His grandmother opined that “he was too clever and too much the boss at that Brighton school”.
He was a bumptious, precocious, moody child, and at his previous school, in Ascot, he had kicked the headmaster’s straw hat to pieces. So his parents removed him to a gentler, less pretentious (even unnamed) establishment, in Hove. This was run by two unmarried ladies, Kate and Charlotte Thomson, at 29-30 Brunswick Road.

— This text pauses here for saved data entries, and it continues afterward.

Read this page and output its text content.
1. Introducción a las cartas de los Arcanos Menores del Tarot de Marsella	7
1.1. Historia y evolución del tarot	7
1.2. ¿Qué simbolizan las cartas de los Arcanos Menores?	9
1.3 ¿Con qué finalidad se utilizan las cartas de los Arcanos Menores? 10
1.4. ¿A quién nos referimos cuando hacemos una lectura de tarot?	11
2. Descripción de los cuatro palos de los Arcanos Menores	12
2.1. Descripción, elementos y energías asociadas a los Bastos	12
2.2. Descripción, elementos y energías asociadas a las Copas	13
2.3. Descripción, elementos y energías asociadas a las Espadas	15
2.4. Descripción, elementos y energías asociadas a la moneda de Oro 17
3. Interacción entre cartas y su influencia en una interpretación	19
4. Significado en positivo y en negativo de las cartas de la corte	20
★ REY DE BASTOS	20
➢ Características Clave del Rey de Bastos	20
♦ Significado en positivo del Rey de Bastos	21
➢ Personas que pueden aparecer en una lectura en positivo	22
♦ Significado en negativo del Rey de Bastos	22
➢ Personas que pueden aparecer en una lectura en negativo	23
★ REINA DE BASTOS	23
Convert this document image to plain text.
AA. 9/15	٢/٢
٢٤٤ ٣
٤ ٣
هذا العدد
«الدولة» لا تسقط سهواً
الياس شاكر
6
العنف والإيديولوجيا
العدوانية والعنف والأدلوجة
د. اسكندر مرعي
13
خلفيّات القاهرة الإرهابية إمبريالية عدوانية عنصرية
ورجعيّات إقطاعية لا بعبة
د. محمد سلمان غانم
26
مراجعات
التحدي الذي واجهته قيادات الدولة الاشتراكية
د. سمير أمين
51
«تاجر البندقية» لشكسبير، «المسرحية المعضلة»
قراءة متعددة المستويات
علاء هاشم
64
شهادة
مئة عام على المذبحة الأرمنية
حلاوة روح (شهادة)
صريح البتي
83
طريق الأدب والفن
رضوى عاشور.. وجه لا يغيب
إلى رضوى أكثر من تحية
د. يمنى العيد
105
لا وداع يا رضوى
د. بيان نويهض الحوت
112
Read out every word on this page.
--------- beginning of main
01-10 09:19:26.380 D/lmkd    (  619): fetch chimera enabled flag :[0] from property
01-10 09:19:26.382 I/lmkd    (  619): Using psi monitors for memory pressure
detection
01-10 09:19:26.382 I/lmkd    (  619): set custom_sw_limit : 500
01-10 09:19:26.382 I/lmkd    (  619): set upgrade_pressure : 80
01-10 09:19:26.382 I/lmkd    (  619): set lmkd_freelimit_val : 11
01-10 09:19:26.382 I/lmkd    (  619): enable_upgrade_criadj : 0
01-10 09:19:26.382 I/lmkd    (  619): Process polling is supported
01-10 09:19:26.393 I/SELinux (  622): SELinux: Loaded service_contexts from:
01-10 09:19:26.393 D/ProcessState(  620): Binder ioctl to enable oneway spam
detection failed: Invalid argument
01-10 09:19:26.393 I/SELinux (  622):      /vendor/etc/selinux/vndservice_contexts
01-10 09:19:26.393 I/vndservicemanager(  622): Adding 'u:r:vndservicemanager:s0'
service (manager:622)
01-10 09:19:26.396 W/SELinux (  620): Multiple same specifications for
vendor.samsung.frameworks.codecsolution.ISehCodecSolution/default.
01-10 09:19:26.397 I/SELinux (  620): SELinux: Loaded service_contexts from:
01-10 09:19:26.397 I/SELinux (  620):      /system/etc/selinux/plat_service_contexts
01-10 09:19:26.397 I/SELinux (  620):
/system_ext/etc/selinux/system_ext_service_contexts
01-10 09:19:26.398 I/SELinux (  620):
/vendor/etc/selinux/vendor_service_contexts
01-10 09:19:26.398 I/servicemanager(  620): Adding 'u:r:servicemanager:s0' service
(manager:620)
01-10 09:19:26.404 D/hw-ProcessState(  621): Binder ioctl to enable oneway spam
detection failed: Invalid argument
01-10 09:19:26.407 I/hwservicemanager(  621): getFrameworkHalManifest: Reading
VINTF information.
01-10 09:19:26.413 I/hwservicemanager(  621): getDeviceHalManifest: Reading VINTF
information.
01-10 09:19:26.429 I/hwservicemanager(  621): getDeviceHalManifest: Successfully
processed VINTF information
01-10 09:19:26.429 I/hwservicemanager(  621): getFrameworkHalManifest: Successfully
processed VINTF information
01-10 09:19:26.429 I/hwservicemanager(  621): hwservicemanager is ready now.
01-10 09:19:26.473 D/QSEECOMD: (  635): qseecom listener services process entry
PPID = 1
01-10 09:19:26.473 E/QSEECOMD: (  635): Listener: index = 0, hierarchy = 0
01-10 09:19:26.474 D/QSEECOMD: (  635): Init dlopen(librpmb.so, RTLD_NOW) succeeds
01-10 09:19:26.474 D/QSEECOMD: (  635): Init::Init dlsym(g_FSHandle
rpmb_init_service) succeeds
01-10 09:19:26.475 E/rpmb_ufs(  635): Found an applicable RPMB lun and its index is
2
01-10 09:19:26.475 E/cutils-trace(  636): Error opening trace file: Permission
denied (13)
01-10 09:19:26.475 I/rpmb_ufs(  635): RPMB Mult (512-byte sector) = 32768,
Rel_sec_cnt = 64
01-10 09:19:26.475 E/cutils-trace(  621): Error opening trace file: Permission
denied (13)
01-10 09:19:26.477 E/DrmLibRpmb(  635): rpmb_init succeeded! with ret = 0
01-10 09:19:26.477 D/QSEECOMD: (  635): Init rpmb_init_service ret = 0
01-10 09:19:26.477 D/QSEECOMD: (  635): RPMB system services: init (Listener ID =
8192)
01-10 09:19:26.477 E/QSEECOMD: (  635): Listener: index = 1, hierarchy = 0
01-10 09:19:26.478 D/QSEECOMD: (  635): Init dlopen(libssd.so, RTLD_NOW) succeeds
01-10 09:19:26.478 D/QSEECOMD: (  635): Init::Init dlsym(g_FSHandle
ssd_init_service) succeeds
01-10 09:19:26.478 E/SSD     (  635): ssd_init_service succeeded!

Winston Churchill was nine when he arrived there in October 1884. Looking back, he recalled “an element of kindness and of sympathy which I had found conspicuously lacking in my first experiences. At this school I was allowed to learn things which interested me: French, history, lots of poetry by heart, and above all riding and swimming.”
All went well until mid-December, when there was an incident during a drawing exam, when the boy next to him stabbed him in the chest with a penknife, nearly ending prematurely the future prime minister’s life.
Although it was the other boy who was removed from the school, he was only reacting in self-defence to Winston’s gratuitous belligerence. Miss Charlotte wrote to Lady Churchill that it was “necessary to impress upon these young boys the necessity of their learning to govern their passionate impulses”.
Winston collected stamps, sold his father’s autograph to the other boys, went on the Volks Electric Railway - where the driver said Lord Randolph deserved to be prime minister - and when one of the other boys photographed him in a natty bowler hat, he ordered 24 copies. (The Thomsons usually supervised letters home, but in a private letter he demotically begged his mother to send “half a quid or 10 bob, if you know what that is”, to cover the cost.)
In March 1886 his life again nearly ended prematurely, when he caught pneumonia. Fortunately, the family’s doctor, Dr Robson Roose, practised locally (it was he who had recommended the school in the first place; his son Bertie is the only other pupil named in Winston’s letters home), and his prompt care saved him.
Dr Roose stayed in the next room during the crisis, monitoring his patient: “Temp. 104.3, right lung generally involved, left lung of course feeling its extra work”, he informed the parents in his first bulletin. (In My Early Life, Churchill incorrectly recalls “double pneumonia”.)
Next day: “We are still fighting the battle for your boy. Your boy on his perilous path is holding his own well”. The next: “We have had very anxious night. The left lung still uninvolved. The delirium I hope may soon cease. Your boy is making a wonderful fight.”
Weeks of convalescence followed, but by November he came top of the school in gymnastics, and felt fitter than before the illness. He complained his parents rarely visited him - even when his father was in Brighton on business - but when Lord Randolph did call, in December 1887, the school was allowed a half-holiday. Intensely proud of his father, he was upset by a caricature of him at a Brighton pantomime, turning on a laughing spectator with “Stop that row, you snub-nosed radical!” His father rewarded him with a sovereign.
The school attended service at the Chapel Royal, and when everyone else, sitting “in pews which ran north and south”, faced east for the creed, he refused to turn, as a matter of principle. No one commented, but next time they sat in pews facing east. “It was thoughtful and ingenious of these old ladies” (they were actually in their 30s or early 40s) “to have treated my scruples so tenderly.”
His grandmother opined in early 1888 that “he was too clever and too much the boss at that Brighton school”, and after one final term, aged 13, he graduated to Harrow.